From 5d534f13718ebff1a2241163cf8e6f550f32a457 Mon Sep 17 00:00:00 2001
From: Brian Behlendorf <behlendorf1@llnl.gov>
Date: Tue, 24 May 2022 09:36:07 -0700
Subject: [PATCH] zed: Take no action on scrub/resilver checksum errors

When scrubbing/resilvering a pool it can be counter productive to
cancel the scan and kick of a replace operation to a hot spare
when encountering checksum errors.  In this case, the best course
of action is to allow the scrub/resilver to complete as quickly
as possible and to keep the vdevs fully online if possible.

Realistically, this is less of an issue for a RAIDZ since a
traditional resilver must be used and checksums will be verified.
However, this is not the case for a mirror or dRAID pool which is
sequentially resilvered and checksum verification is deferred
until after the replace operation completes.

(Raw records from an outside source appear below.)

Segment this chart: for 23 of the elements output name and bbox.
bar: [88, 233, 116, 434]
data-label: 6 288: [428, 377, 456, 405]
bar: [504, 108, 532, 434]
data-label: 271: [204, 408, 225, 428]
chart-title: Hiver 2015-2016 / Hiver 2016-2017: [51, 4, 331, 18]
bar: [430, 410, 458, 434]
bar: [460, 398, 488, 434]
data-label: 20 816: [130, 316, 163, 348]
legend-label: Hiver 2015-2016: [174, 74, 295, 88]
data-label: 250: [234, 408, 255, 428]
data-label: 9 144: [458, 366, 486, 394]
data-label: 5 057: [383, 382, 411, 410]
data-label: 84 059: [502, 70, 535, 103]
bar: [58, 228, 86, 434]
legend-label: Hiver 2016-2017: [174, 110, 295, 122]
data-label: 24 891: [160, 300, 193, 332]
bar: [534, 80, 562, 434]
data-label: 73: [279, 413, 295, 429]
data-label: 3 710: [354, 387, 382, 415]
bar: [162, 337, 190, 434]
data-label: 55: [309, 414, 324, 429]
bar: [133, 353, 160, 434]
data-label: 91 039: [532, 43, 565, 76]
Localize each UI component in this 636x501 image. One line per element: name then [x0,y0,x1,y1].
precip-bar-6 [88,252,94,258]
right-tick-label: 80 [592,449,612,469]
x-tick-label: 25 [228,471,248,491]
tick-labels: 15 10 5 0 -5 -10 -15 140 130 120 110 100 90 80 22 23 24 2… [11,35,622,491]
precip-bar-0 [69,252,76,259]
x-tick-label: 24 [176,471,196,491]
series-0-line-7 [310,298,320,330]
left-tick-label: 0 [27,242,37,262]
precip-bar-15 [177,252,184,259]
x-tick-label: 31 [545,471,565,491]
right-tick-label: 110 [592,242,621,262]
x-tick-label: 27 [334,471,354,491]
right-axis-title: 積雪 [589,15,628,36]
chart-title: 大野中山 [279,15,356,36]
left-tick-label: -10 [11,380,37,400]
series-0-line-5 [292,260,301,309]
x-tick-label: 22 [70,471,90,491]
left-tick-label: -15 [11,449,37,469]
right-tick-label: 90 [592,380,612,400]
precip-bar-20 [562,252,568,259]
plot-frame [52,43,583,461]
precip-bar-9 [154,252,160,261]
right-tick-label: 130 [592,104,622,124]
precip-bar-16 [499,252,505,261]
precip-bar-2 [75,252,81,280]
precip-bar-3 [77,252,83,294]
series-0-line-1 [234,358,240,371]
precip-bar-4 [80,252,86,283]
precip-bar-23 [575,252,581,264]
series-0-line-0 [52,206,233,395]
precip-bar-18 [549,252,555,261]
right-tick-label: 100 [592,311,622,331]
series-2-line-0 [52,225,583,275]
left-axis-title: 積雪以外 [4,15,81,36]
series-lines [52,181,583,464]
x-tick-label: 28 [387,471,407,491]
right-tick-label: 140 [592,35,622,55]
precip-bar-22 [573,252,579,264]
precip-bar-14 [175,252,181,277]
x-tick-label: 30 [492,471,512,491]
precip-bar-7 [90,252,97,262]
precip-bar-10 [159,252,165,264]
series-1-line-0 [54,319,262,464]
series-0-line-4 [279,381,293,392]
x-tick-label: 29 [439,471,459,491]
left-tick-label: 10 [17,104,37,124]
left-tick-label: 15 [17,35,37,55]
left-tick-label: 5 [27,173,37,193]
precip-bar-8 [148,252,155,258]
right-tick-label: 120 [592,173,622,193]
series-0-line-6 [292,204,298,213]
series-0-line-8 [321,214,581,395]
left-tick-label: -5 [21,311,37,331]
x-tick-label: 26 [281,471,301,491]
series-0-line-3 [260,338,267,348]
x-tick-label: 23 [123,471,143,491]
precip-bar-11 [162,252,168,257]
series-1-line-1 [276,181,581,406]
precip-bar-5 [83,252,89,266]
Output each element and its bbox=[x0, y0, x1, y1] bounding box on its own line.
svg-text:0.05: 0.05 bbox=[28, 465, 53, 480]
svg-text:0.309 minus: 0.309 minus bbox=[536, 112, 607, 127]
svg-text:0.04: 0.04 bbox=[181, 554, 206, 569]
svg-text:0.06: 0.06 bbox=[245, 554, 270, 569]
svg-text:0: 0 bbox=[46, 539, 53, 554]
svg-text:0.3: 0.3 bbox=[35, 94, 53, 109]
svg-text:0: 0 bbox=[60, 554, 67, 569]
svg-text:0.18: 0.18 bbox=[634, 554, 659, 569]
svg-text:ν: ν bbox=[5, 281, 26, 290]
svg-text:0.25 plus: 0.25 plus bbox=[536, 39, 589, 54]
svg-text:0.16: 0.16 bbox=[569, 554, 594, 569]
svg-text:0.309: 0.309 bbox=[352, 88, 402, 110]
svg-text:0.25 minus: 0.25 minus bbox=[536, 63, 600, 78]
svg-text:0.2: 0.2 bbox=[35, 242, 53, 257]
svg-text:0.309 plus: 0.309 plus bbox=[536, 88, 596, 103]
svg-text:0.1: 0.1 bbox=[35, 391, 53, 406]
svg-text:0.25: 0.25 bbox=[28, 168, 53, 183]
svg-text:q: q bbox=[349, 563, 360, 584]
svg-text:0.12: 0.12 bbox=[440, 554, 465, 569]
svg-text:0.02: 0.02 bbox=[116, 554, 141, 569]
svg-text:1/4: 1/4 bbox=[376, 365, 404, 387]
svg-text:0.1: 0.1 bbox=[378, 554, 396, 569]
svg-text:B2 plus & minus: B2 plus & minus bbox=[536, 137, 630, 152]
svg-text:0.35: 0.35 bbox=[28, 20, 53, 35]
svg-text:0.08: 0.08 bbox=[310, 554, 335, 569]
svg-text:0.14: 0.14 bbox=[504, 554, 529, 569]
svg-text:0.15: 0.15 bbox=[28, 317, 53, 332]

Regardless, we apply this policy to all pool types since it's
a good idea for all vdevs.  Degrading additional vdevs has the
potential to make a bad situation worse.  Note the checksum
errors will still be reported as both an event and by
`zpool status`.  This change only prevents the ZED from
proactively taking any action.

Reviewed-by: Tony Hutter <hutter2@llnl.gov>
Reviewed-by: Tony Nguyen <tony.nguyen@delphix.com>
Signed-off-by: Brian Behlendorf <behlendorf1@llnl.gov>
Closes #13499
---
 cmd/zed/agents/zfs_diagnosis.c | 20 ++++++++++++++++++++
 1 file changed, 20 insertions(+)

diff --git a/cmd/zed/agents/zfs_diagnosis.c b/cmd/zed/agents/zfs_diagnosis.c
index 0b27f6702e..9f646f9e33 100644
--- a/cmd/zed/agents/zfs_diagnosis.c
+++ b/cmd/zed/agents/zfs_diagnosis.c
@@ -35,6 +35,7 @@
 #include <sys/fs/zfs.h>
 #include <sys/fm/protocol.h>
 #include <sys/fm/fs/zfs.h>
+#include <sys/zio.h>
 
 #include "zfs_agents.h"
 #include "fmd_api.h"
@@ -773,6 +774,8 @@ zfs_fm_recv(fmd_hdl_t *hdl, fmd_event_t *ep, nvlist_t *nvl, const char *class)
 	    ZFS_MAKE_EREPORT(FM_EREPORT_ZFS_PROBE_FAILURE))) {
 		char *failmode = NULL;
 		boolean_t checkremove = B_FALSE;
+		uint32_t pri = 0;
+		int32_t flags = 0;
 
 		/*
 		 * If this is a checksum or I/O error, then toss it into the
@@ -795,6 +798,23 @@ zfs_fm_recv(fmd_hdl_t *hdl, fmd_event_t *ep, nvlist_t *nvl, const char *class)
 				checkremove = B_TRUE;
 		} else if (fmd_nvl_class_match(hdl, nvl,
 		    ZFS_MAKE_EREPORT(FM_EREPORT_ZFS_CHECKSUM))) {
+			/*
+			 * We ignore ereports for checksum errors generated by
+			 * scrub/resilver I/O to avoid potentially further
+			 * degrading the pool while it's being repaired.
+			 */
+			if (((nvlist_lookup_uint32(nvl,
+			    FM_EREPORT_PAYLOAD_ZFS_ZIO_PRIORITY, &pri) == 0) &&
+			    (pri == ZIO_PRIORITY_SCRUB ||
+			    pri == ZIO_PRIORITY_REBUILD)) ||
+			    ((nvlist_lookup_int32(nvl,
+			    FM_EREPORT_PAYLOAD_ZFS_ZIO_FLAGS, &flags) == 0) &&
+			    (flags & (ZIO_FLAG_SCRUB | ZIO_FLAG_RESILVER)))) {
+				fmd_hdl_debug(hdl, "ignoring '%s' for "
+				    "scrub/resilver I/O", class);
+				return;
+			}
+
 			if (zcp->zc_data.zc_serd_checksum[0] == '\0') {
 				zfs_serd_name(zcp->zc_data.zc_serd_checksum,
 				    pool_guid, vdev_guid, "checksum");